Laut dem ukrainischen Präsidenten Wolodymyr Selenskyj setzte Russland in der Nacht 60 Schahed-Drohnen iranischer Bauart und fast 90 Raketen für den Angriff ein. „Die Welt erkennt die Ziele der russischen Terroristen absolut klar: Kraftwerke und Stromleitungen, der Damm eines Wasserkraftwerks, gewöhnliche Wohnhäuser und sogar ein Obus“, sagte er. Den Angehörigen der Opfer sprach er sein Beileid aus. Nach ukrainischen Angaben starben mindestens zwei Menschen, drei Menschen würden vermisst. Zudem sei rund eine Million Menschen von Stromausfällen betroffen.

AKW-Betreiber warnt

In der Früh fiel nach einem Angriff die Hochspannungsleitung Dniprowskaja aus, wie die Leitung des besetzten AKW Saporischschja auf Telegram mitteilte. Die Stromversorgung gewährleiste eine Ersatzleitung, Gefahr für die Sicherheit des AKW bestehe nicht, hieß es weiter. Die Situation sei aber gefährlich „und droht einen Notfall auszulösen“, erklärte der ukrainische Betreiber Enerhoatom. Wenn die letzte Stromleitung unterbrochen werde, stehe die Anlage „kurz vor einem erneuten Stromausfall, wodurch die Bedingungen für einen sicheren Betrieb ernsthaft verletzt werden“.

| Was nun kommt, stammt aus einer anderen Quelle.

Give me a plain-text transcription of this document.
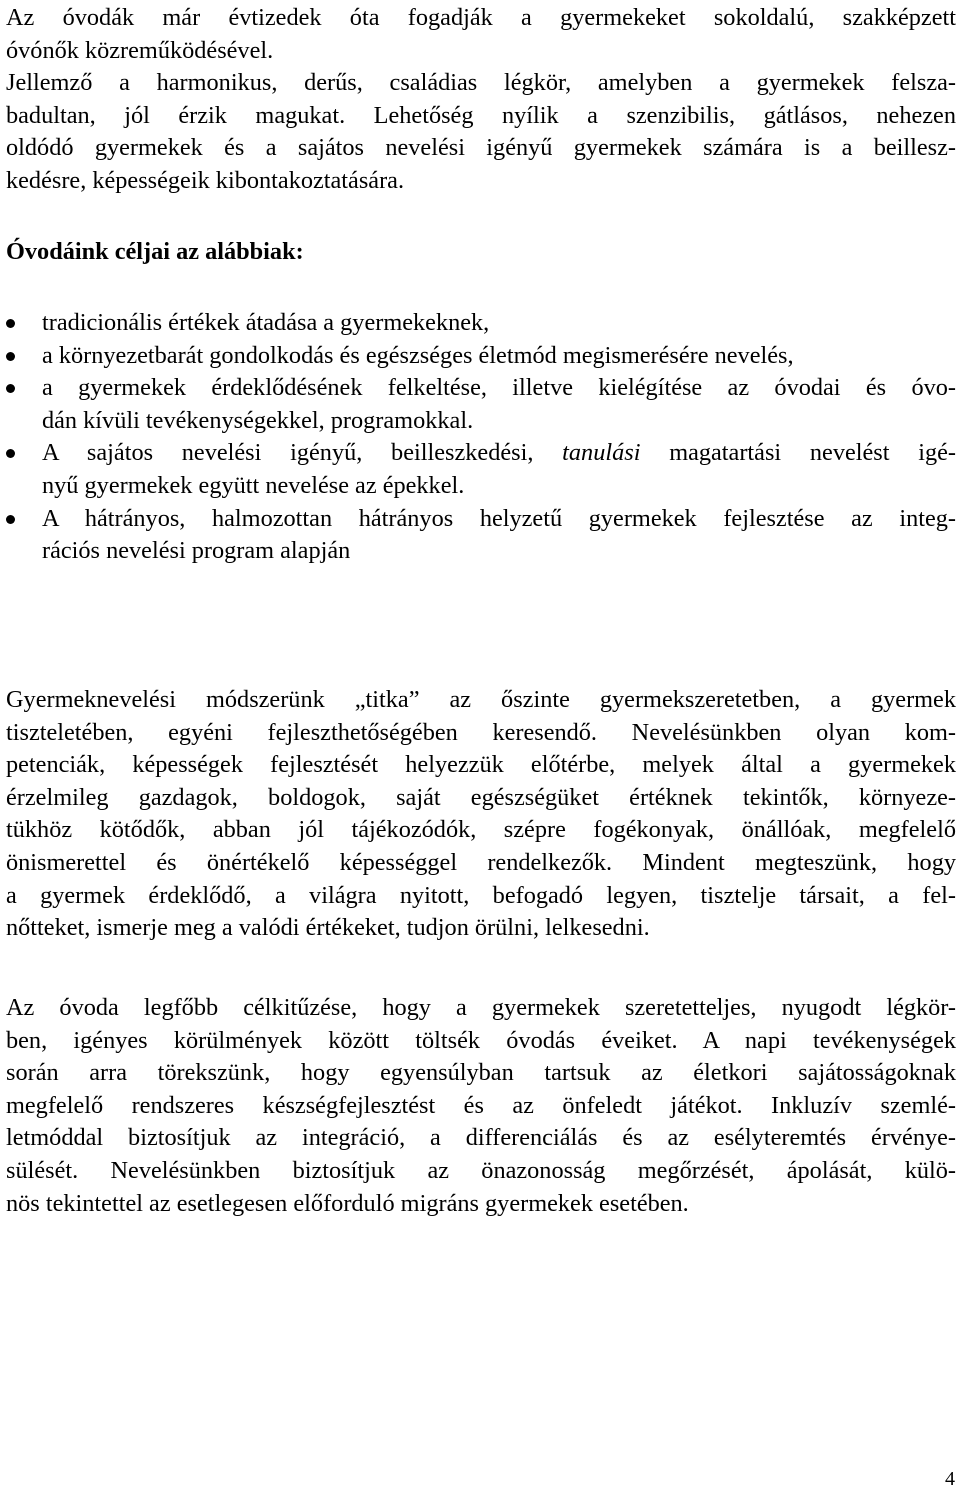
Az óvodák már évtizedek óta fogadják a gyermekeket sokoldalú, szakképzett
óvónők közreműködésével.
Jellemző a harmonikus, derűs, családias légkör, amelyben a gyermekek felsza-
badultan, jól érzik magukat. Lehetőség nyílik a szenzibilis, gátlásos, nehezen
oldódó gyermekek és a sajátos nevelési igényű gyermekek számára is a beillesz-
kedésre, képességeik kibontakoztatására.
Óvodáink céljai az alábbiak:
tradicionális értékek átadása a gyermekeknek,
a környezetbarát gondolkodás és egészséges életmód megismerésére nevelés,
a gyermekek érdeklődésének felkeltése, illetve kielégítése az óvodai és óvo-
dán kívüli tevékenységekkel, programokkal.
A sajátos nevelési igényű, beilleszkedési, tanulási magatartási nevelést igé-
nyű gyermekek együtt nevelése az épekkel.
A hátrányos, halmozottan hátrányos helyzetű gyermekek fejlesztése az integ-
rációs nevelési program alapján
Gyermeknevelési módszerünk „titka” az őszinte gyermekszeretetben, a gyermek
tiszteletében, egyéni fejleszthetőségében keresendő. Nevelésünkben olyan kom-
petenciák, képességek fejlesztését helyezzük előtérbe, melyek által a gyermekek
érzelmileg gazdagok, boldogok, saját egészségüket értéknek tekintők, környeze-
tükhöz kötődők, abban jól tájékozódók, szépre fogékonyak, önállóak, megfelelő
önismerettel és önértékelő képességgel rendelkezők. Mindent megteszünk, hogy
a gyermek érdeklődő, a világra nyitott, befogadó legyen, tisztelje társait, a fel-
nőtteket, ismerje meg a valódi értékeket, tudjon örülni, lelkesedni.
Az óvoda legfőbb célkitűzése, hogy a gyermekek szeretetteljes, nyugodt légkör-
ben, igényes körülmények között töltsék óvodás éveiket. A napi tevékenységek
során arra törekszünk, hogy egyensúlyban tartsuk az életkori sajátosságoknak
megfelelő rendszeres készségfejlesztést és az önfeledt játékot. Inkluzív szemlé-
letmóddal biztosítjuk az integráció, a differenciálás és az esélyteremtés érvénye-
sülését. Nevelésünkben biztosítjuk az önazonosság megőrzését, ápolását, külö-
nös tekintettel az esetlegesen előforduló migráns gyermekek esetében.
4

Das Atomkraftwerk in Saporischschja ist das größte Europas. Es war kurz nach Beginn des russischen Angriffskrieges gegen die Ukraine von russischen Truppen besetzt worden, wird aber von ukrainischen Leitungen mit Strom versorgt. Wegen der Sicherheitsbedenken wurden die Reaktoren heruntergefahren, müssen aber weiter gekühlt werden.

Zerstörungen in Saporischschja nach russischem Angriff
Reuters/Ivan Fedoreov Via Telegram
Ein Drohnenbild zeigt die Zerstörungen in Saporischschja

Seit Kriegsbeginn gab es zahlreiche Stromausfälle in dem AKW, bei denen auf Notfallgeneratoren und Sicherheitssysteme zurückgegriffen wurde. „Sollten diese versagen, wird die Gefahr eines Reaktor- und Strahlenunfalls auftreten“, sagte Enerhoatom.

Damm getroffen

Einen Angriff gab es auch auf das Wasserkraftwerk und die dazugehörende Talsperre DniproHES am Saporischschja-Stausee. Der Damm sei getroffen worden, laut ukrainischen Angaben besteht jedoch kein Risiko eines Bruchs. Es gebe ein Feuer in der Anlage, die Notfalldienste waren im Einsatz.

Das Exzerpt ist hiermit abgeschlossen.